The basic information for "you" is stored in the DNA – a molecule that encodes the genetic instructions used in the development and functioning of all known living things. If you were to unravel it, it would be two meters long.
If you combined all the little DNA strings in all your cells, you’d get a string so long that it would stretch to pluto and back to earth. That’s pretty long.
And your DNA is a direct connection to your very first ancestor.
Take a second to think about this. In every cell of your body there is a litte string of stuff that has been there in various forms for 3.4 billion years. It evolved, it mutated, it duplicated trillions of times but it directly connects you to the first living being on this planet. We could say you "touched" every living being that came before you with your DNA.
But you are more than your DNA.
Your body is made of 7 octillion Atoms
This are seven billion. Billion. Billions.
Roughly 93 percent of the mass of the human body is made up of just three elements: oxygen, carbon and hydrogen. Oxygen and hydrogen are predominantly found in water, which makes up about 60 percent of the body by weight.

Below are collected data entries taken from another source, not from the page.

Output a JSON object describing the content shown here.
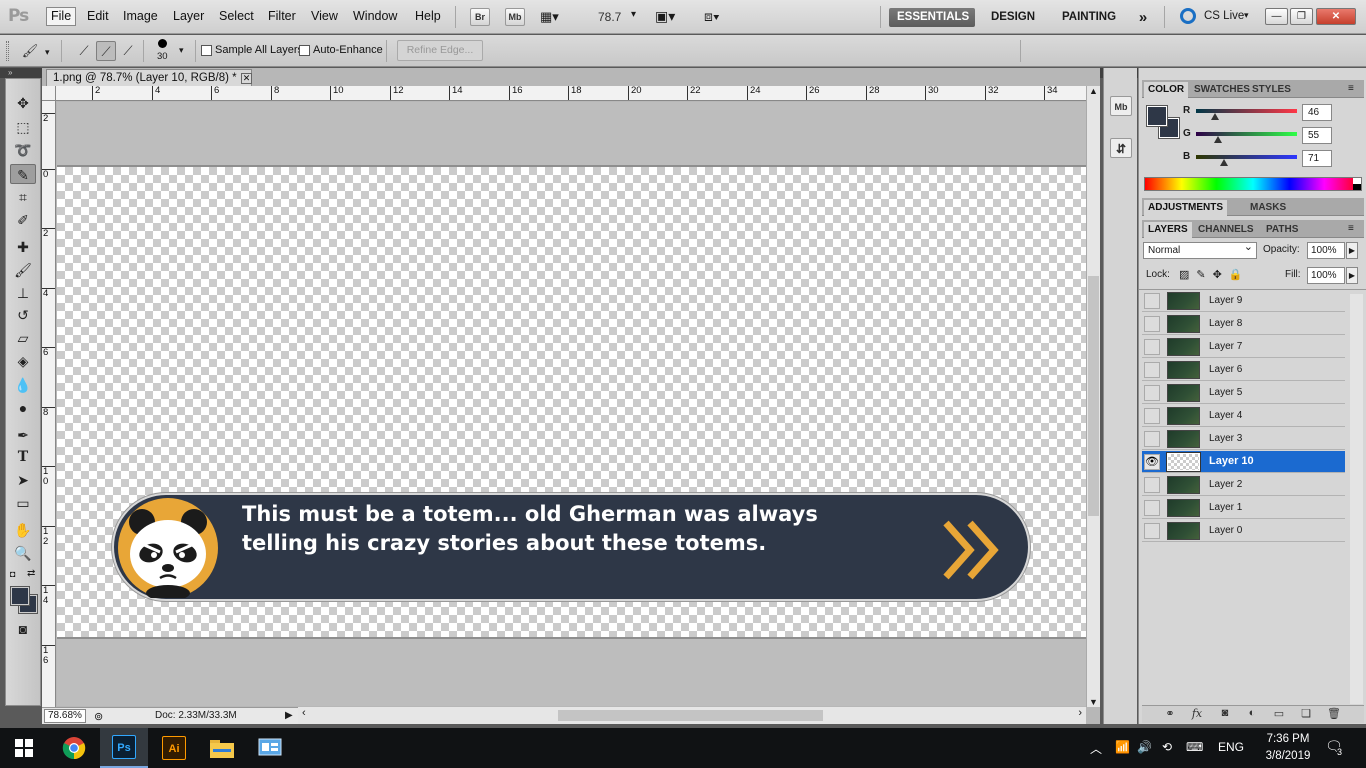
{
  "app": {
    "logo": "Ps"
  },
  "menu": [
    "File",
    "Edit",
    "Image",
    "Layer",
    "Select",
    "Filter",
    "View",
    "Window",
    "Help"
  ],
  "menubar": {
    "bridge_label": "Br",
    "minibridge_label": "Mb",
    "zoom_value": "78.7",
    "workspaces": [
      "ESSENTIALS",
      "DESIGN",
      "PAINTING"
    ],
    "more_workspaces": "»",
    "cs_live": "CS Live"
  },
  "options": {
    "brush_size": "30",
    "sample_all_layers": "Sample All Layers",
    "auto_enhance": "Auto-Enhance",
    "refine_edge": "Refine Edge..."
  },
  "document": {
    "tab_title": "1.png @ 78.7% (Layer 10, RGB/8) *",
    "close_glyph": "✕",
    "ruler_h": [
      "2",
      "4",
      "6",
      "8",
      "10",
      "12",
      "14",
      "16",
      "18",
      "20",
      "22",
      "24",
      "26",
      "28",
      "30",
      "32",
      "34"
    ],
    "ruler_v": [
      "2",
      "0",
      "2",
      "4",
      "6",
      "8",
      "1\n0",
      "1\n2",
      "1\n4",
      "1\n6"
    ],
    "zoom_status": "78.68%",
    "doc_info": "Doc: 2.33M/33.3M"
  },
  "banner": {
    "line1": "This must be a totem... old Gherman was always",
    "line2": "telling his crazy stories about these totems.",
    "bg_color": "#2e3747",
    "accent_color": "#e8a637"
  },
  "color_panel": {
    "tabs": [
      "COLOR",
      "SWATCHES",
      "STYLES"
    ],
    "r_label": "R",
    "g_label": "G",
    "b_label": "B",
    "r": "46",
    "g": "55",
    "b": "71",
    "fg_color": "#2e3747"
  },
  "adjust_panel": {
    "tabs": [
      "ADJUSTMENTS",
      "MASKS"
    ]
  },
  "layers_panel": {
    "tabs": [
      "LAYERS",
      "CHANNELS",
      "PATHS"
    ],
    "blend_mode": "Normal",
    "opacity_label": "Opacity:",
    "opacity": "100%",
    "lock_label": "Lock:",
    "fill_label": "Fill:",
    "fill": "100%",
    "layers": [
      "Layer 9",
      "Layer 8",
      "Layer 7",
      "Layer 6",
      "Layer 5",
      "Layer 4",
      "Layer 3",
      "Layer 10",
      "Layer 2",
      "Layer 1",
      "Layer 0"
    ],
    "selected": "Layer 10"
  },
  "taskbar": {
    "language": "ENG",
    "time": "7:36 PM",
    "date": "3/8/2019",
    "notifications": "3",
    "apps": [
      "chrome",
      "photoshop",
      "illustrator",
      "file-explorer",
      "control-panel"
    ]
  }
}
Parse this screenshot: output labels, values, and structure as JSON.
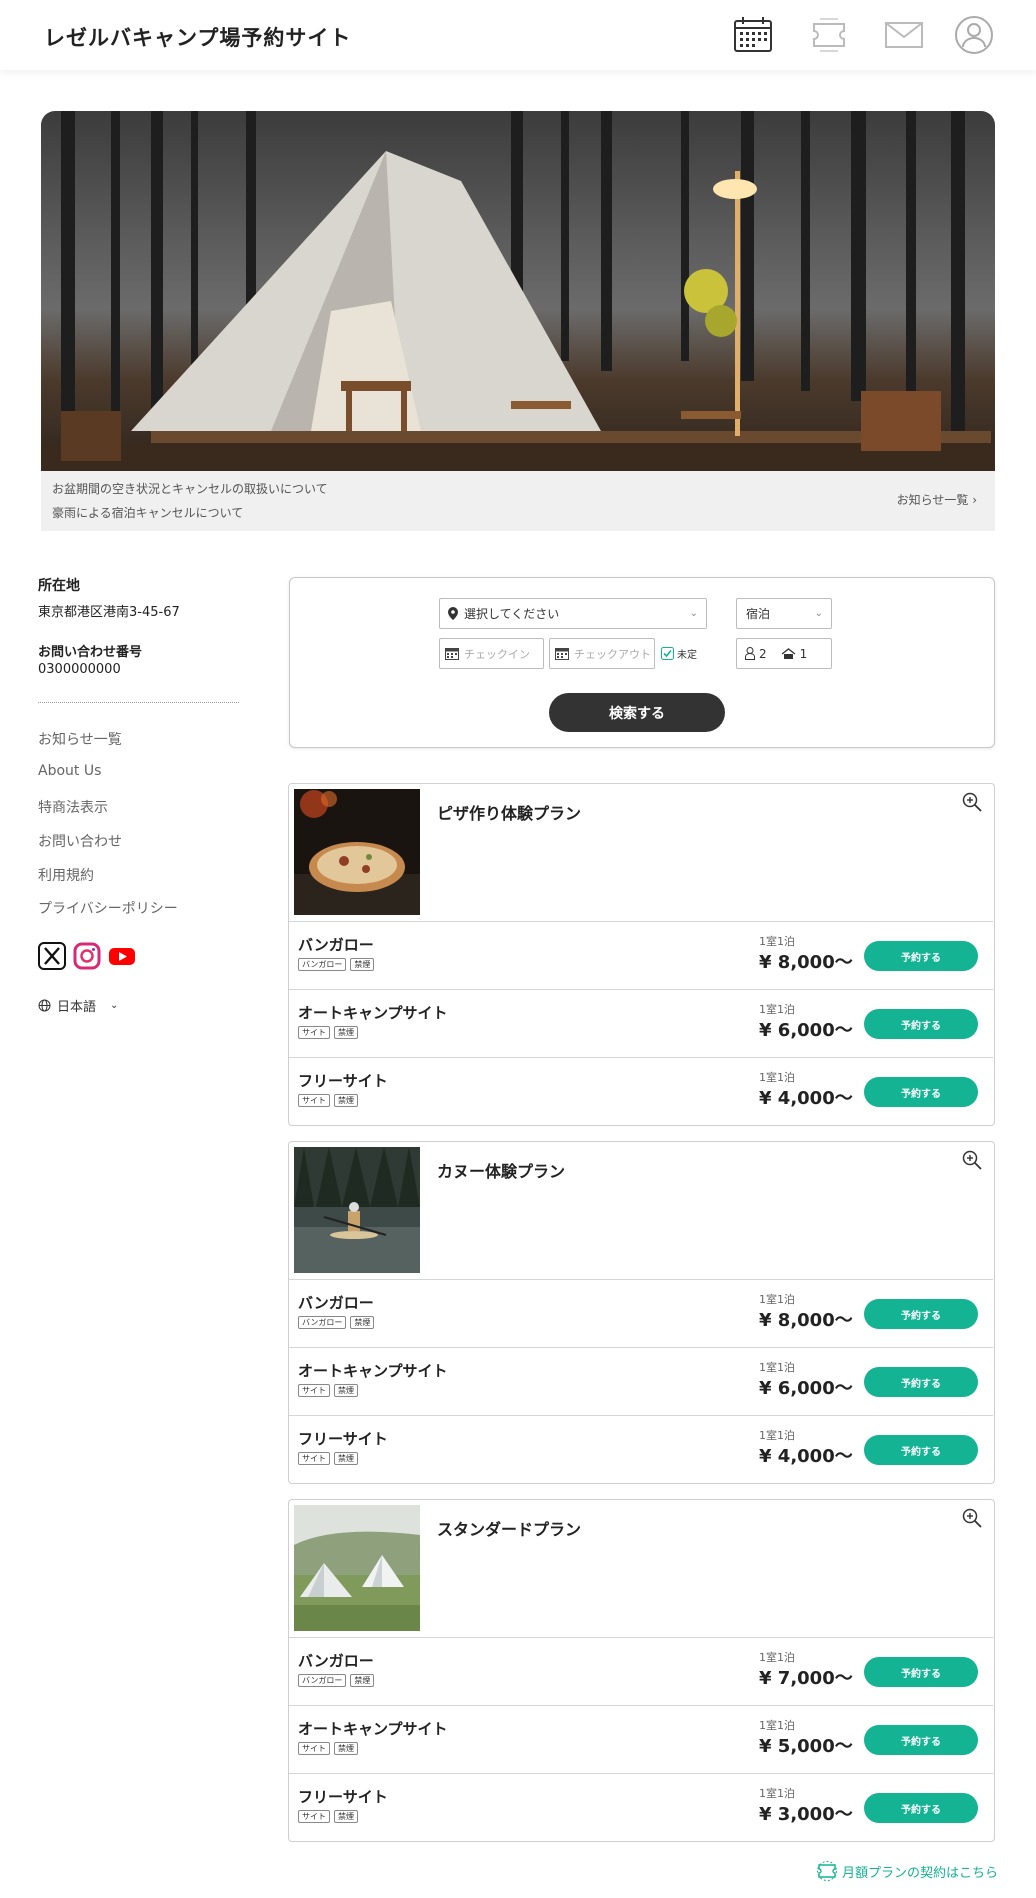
{
  "header": {
    "title": "レゼルバキャンプ場予約サイト",
    "icons": [
      "calendar-icon",
      "ticket-icon",
      "mail-icon",
      "user-icon"
    ]
  },
  "news": {
    "items": [
      "お盆期間の空き状況とキャンセルの取扱いについて",
      "豪雨による宿泊キャンセルについて"
    ],
    "all_link": "お知らせ一覧 ›"
  },
  "sidebar": {
    "address_label": "所在地",
    "address": "東京都港区港南3-45-67",
    "phone_label": "お問い合わせ番号",
    "phone": "0300000000",
    "links": [
      "お知らせ一覧",
      "About Us",
      "特商法表示",
      "お問い合わせ",
      "利用規約",
      "プライバシーポリシー"
    ],
    "language": "日本語"
  },
  "search": {
    "location_placeholder": "選択してください",
    "stay_type": "宿泊",
    "checkin_placeholder": "チェックイン",
    "checkout_placeholder": "チェックアウト",
    "undecided_label": "未定",
    "undecided_checked": true,
    "adults": "2",
    "rooms": "1",
    "button": "検索する"
  },
  "plans": [
    {
      "title": "ピザ作り体験プラン",
      "rooms": [
        {
          "name": "バンガロー",
          "tags": [
            "バンガロー",
            "禁煙"
          ],
          "per": "1室1泊",
          "price": "¥ 8,000〜",
          "button": "予約する"
        },
        {
          "name": "オートキャンプサイト",
          "tags": [
            "サイト",
            "禁煙"
          ],
          "per": "1室1泊",
          "price": "¥ 6,000〜",
          "button": "予約する"
        },
        {
          "name": "フリーサイト",
          "tags": [
            "サイト",
            "禁煙"
          ],
          "per": "1室1泊",
          "price": "¥ 4,000〜",
          "button": "予約する"
        }
      ]
    },
    {
      "title": "カヌー体験プラン",
      "rooms": [
        {
          "name": "バンガロー",
          "tags": [
            "バンガロー",
            "禁煙"
          ],
          "per": "1室1泊",
          "price": "¥ 8,000〜",
          "button": "予約する"
        },
        {
          "name": "オートキャンプサイト",
          "tags": [
            "サイト",
            "禁煙"
          ],
          "per": "1室1泊",
          "price": "¥ 6,000〜",
          "button": "予約する"
        },
        {
          "name": "フリーサイト",
          "tags": [
            "サイト",
            "禁煙"
          ],
          "per": "1室1泊",
          "price": "¥ 4,000〜",
          "button": "予約する"
        }
      ]
    },
    {
      "title": "スタンダードプラン",
      "rooms": [
        {
          "name": "バンガロー",
          "tags": [
            "バンガロー",
            "禁煙"
          ],
          "per": "1室1泊",
          "price": "¥ 7,000〜",
          "button": "予約する"
        },
        {
          "name": "オートキャンプサイト",
          "tags": [
            "サイト",
            "禁煙"
          ],
          "per": "1室1泊",
          "price": "¥ 5,000〜",
          "button": "予約する"
        },
        {
          "name": "フリーサイト",
          "tags": [
            "サイト",
            "禁煙"
          ],
          "per": "1室1泊",
          "price": "¥ 3,000〜",
          "button": "予約する"
        }
      ]
    }
  ],
  "footer": {
    "monthly_link": "月額プランの契約はこちら"
  },
  "colors": {
    "accent": "#13b394",
    "dark_button": "#333333"
  }
}
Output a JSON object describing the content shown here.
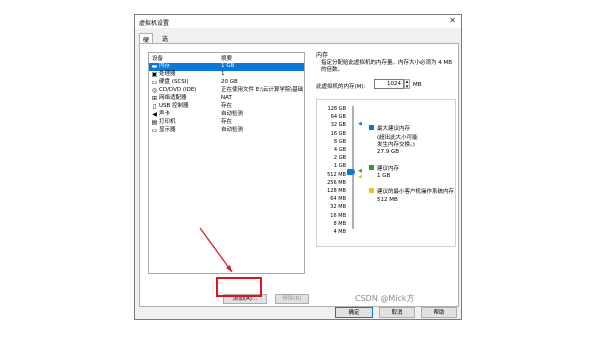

Carbon is maybe the most important element for life. It can easily bond with other atoms which allows for the building of long, complex chains of molecules which make up the solid part of you. The remaining 7 percent is a tour of the periodic table of elements.
Nitrogen, Calcium, Phosphorus, Potassium, Sulfur, Sodium, Chlorine, Magnesium, Iron, Fluorine, Zinc, Copper, Iodine, Selenium, Chromium, Manganese, Molybdenum, Cobalt, Lithium, Strontium, Aluminum, Silicon, Lead, Vanadium, Arsenic & Bromine. By the way, this also means you are about 0.5 percent metal, no matter what your favorite music is.
Anyways, these elements performs various functions like, enabling oxygen transport, building of bones and cell structures, carrying signals, driving chemical reactions and a lot more.
But your body is in a constant state of transition.
Every 16 days 75 percent of "you" has been replaced because a healthy human exchanges about 100% of its water in that time period.
Each year about 98 percent of your atoms are replaced by new ones and every five years close to all of the atoms that make up your body haven't been there five years ago.
So you could call yourself a temporary collection of atoms.
But where did these atoms come from?
In the beginning of the universe there were mostly Hydrogen and Helium Atoms.
Enormous gas clouds formed over millennia and grew denser and denser until they collapsed under their own gravity, giving birth to the first stars. In the cores of these stars hydrogen was converted into helium under extreme conditions. After millions of years the hydrogen became exhausted and the stars began dying. Under super extreme conditions all elements we know today where created a fraction of a second before the star exploded in a super nova. They shot most of its contents into space while its core collapsed and became a black hole.
All these elements traveled through space for who knows how long. Until they arrived at a different cloud that was slowly forming a new star: our sun. These elements that once where the insides of a star, formed planets and found its way onto earth. Where they enabled life to begin. So we are directly connected to the first stars ever born in the universe. We are part of the universe. The idea of being a deeply connected minuscule part of an enormous structure is really mind-blowing.
We don't know what all this means. Or if it means anything at all. We know that we are made of little parts that connect us to everything in the universe. To the beginning of everything. And this is kind of a nice thought. You are not alone. You never were. You never will be.